We all know that the potential financial damage to the suffering company is a threat. But we must not forget that in most cases a suffered “cyber attack” may also damage the reputation. And this in addition to the damage on the operational business. But there is also the regulatory level: a violation of guidelines of the General Data Protection Regulation (GDPR) might occur.

How to handle company-sensitive information in the home office

Handling company-sensitive information in the home office requires a more sensitive approach in the processing of data than in the office premises. Think, for example, of telephone calls with or about your customers at home or the secure storage and locking your company laptop.

In addition to the human factor, modern technologies support the protection of company data and reduce the risk of data loss. Furthermore, the stability of our IT infrastructure proves to be an important cornerstone for productive and secure work from home.

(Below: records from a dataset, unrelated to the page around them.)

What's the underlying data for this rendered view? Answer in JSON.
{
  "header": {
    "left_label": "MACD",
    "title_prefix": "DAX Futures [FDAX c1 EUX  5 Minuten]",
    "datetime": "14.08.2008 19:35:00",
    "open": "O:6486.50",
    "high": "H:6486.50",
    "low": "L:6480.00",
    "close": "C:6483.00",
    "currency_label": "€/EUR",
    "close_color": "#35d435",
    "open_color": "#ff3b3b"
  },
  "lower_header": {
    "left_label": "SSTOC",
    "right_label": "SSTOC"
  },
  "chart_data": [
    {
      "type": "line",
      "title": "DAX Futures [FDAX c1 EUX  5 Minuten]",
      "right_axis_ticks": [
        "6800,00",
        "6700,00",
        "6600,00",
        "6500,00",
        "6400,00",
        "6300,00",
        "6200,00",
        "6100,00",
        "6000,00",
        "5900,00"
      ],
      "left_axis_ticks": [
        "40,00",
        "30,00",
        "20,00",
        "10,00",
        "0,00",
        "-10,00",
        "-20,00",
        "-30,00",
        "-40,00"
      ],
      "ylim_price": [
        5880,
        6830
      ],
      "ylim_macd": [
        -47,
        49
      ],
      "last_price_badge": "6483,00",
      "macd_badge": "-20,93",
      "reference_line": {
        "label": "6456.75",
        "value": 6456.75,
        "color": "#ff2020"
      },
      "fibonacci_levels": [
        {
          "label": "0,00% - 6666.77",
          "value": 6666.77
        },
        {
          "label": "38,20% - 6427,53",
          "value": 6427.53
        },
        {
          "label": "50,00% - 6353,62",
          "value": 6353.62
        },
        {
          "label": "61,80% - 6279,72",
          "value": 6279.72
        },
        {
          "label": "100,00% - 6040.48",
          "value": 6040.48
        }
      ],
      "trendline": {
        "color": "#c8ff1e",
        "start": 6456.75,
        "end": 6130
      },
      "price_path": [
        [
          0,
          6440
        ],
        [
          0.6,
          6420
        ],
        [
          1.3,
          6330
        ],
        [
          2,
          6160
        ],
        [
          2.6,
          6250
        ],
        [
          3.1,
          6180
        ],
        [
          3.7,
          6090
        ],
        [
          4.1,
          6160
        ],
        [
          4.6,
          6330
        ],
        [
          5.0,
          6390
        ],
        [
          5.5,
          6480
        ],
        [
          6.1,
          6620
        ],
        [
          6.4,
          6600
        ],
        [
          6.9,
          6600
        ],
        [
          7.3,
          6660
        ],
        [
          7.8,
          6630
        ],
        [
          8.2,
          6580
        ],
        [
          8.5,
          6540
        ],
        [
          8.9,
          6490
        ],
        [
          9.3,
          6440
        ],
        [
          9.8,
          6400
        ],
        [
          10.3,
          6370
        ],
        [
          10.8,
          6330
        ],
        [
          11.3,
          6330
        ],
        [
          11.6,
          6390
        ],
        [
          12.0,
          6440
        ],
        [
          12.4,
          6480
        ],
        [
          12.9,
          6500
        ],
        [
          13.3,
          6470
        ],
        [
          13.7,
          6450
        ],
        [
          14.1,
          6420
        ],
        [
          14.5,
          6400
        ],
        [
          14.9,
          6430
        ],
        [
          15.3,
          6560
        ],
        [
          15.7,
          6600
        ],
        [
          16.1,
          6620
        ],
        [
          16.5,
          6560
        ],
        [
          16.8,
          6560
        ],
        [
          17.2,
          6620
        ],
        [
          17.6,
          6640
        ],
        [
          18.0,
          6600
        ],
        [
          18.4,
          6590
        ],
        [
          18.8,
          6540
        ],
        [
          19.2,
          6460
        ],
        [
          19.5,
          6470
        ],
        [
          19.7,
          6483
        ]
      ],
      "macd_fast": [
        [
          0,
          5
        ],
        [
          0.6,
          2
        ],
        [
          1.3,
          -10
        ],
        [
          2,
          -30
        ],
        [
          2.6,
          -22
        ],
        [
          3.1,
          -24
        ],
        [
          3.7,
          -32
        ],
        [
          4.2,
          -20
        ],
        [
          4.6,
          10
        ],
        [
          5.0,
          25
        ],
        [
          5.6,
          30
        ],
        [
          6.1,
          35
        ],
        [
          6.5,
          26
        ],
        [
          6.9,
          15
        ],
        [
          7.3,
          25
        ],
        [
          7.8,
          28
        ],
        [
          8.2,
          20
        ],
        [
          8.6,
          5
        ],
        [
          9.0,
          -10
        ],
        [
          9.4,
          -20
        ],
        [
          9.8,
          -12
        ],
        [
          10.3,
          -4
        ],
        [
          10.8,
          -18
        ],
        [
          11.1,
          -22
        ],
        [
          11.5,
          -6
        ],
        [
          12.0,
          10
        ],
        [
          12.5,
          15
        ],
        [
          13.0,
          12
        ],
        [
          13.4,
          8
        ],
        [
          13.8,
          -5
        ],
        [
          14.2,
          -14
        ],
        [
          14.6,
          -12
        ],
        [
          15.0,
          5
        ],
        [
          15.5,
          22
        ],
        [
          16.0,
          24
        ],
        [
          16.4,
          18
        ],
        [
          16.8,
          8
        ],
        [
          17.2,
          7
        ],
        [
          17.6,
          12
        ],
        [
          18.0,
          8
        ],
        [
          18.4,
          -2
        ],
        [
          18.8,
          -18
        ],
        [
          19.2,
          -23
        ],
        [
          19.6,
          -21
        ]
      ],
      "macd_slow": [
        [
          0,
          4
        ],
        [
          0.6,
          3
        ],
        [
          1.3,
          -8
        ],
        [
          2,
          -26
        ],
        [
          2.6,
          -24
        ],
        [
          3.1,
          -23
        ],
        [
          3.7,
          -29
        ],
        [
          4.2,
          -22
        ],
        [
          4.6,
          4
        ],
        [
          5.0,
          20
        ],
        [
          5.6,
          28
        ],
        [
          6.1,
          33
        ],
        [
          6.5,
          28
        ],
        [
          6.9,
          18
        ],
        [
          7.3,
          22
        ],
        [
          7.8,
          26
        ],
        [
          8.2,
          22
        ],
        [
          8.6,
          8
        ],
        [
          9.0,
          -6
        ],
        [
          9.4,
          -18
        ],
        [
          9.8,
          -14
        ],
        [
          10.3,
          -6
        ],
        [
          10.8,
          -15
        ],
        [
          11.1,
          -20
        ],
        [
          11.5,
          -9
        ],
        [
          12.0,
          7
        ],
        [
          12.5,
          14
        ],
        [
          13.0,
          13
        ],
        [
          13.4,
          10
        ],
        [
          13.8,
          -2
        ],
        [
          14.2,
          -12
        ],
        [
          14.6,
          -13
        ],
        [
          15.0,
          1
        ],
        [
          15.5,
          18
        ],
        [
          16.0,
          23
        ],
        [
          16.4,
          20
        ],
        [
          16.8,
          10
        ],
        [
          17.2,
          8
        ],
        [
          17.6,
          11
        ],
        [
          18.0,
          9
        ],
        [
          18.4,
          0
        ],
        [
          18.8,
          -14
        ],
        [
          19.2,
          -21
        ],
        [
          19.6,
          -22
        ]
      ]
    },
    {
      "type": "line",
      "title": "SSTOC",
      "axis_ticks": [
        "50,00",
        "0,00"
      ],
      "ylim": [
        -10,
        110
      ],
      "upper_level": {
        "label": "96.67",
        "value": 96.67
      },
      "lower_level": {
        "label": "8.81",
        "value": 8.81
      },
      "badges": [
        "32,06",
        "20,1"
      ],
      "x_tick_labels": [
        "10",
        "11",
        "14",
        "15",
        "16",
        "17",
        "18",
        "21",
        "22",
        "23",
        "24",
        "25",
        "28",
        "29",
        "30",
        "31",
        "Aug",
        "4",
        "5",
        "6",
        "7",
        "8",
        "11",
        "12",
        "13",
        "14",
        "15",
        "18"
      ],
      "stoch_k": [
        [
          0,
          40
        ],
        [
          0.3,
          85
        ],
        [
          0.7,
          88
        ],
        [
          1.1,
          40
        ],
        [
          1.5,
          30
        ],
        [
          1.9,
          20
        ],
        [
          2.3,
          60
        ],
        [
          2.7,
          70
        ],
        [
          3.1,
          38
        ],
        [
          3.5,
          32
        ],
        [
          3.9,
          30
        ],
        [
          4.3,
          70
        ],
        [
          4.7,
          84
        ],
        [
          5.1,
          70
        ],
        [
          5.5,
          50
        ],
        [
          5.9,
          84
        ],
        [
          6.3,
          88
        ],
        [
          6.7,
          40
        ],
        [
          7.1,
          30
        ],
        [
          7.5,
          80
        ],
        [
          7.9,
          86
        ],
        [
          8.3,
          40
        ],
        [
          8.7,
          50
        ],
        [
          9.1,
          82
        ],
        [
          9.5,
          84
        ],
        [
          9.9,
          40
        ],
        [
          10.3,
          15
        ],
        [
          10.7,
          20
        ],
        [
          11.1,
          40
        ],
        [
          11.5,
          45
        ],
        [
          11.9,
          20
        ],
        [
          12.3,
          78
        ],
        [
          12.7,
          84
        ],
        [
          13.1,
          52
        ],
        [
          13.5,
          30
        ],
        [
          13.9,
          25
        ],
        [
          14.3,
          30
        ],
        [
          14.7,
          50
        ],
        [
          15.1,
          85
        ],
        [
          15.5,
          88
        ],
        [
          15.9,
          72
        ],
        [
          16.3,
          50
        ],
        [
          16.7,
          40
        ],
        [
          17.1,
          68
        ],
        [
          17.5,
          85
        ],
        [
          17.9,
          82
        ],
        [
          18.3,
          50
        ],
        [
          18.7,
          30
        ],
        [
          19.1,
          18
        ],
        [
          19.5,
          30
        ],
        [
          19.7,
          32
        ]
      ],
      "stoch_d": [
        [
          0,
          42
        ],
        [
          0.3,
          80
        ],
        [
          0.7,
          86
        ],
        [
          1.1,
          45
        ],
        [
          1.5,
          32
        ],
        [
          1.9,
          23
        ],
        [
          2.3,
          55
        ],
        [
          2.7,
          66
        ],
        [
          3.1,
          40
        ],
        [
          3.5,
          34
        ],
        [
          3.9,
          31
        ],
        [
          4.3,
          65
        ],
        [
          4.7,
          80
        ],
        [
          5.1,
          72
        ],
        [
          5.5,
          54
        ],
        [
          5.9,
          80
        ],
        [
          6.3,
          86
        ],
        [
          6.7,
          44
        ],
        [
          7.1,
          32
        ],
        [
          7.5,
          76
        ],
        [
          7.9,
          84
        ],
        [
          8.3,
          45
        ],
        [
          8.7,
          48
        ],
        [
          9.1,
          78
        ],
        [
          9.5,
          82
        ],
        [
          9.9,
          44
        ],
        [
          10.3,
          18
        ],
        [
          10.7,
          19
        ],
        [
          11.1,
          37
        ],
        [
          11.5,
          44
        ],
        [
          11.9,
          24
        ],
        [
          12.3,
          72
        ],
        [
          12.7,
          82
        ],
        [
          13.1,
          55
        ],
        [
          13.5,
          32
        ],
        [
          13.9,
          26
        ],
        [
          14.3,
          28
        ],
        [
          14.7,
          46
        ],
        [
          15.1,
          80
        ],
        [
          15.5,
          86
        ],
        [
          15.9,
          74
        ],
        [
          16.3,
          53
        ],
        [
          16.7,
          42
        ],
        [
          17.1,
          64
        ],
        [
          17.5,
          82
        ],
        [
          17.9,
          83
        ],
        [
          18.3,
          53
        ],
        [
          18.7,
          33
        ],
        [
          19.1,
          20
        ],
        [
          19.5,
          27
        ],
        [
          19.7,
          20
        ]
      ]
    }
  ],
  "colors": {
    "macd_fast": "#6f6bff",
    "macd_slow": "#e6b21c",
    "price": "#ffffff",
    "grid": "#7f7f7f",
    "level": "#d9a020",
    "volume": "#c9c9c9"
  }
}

Fraud and phishing attempts on the rise

As if the Corona crisis wasn’t challenging enough on its own, fraudsters use it actively for fraud and phishing attempts. They take advantage of the fear and uncertainty surrounding the crisis. They also make use of the hope that vaccination will soon be available. In the UK, for example, we have already seen initial reports of scams involving vaccination notifications. People get the information that they are eligible for vaccination and should disclose their bank details.

In addition, the Corona crisis continues to be used as an opportunity to send phishing emails. Here, people are redirected to fake websites to steal their user data. I therefore recommend to always apply a healthy amount of skepticism to all emails. You should never click on links or attachments if the origin of the email is unclear. Please consult your in-house security experts.

Peter Gerdenitsch is Group Chief Information Security Officer at RBI.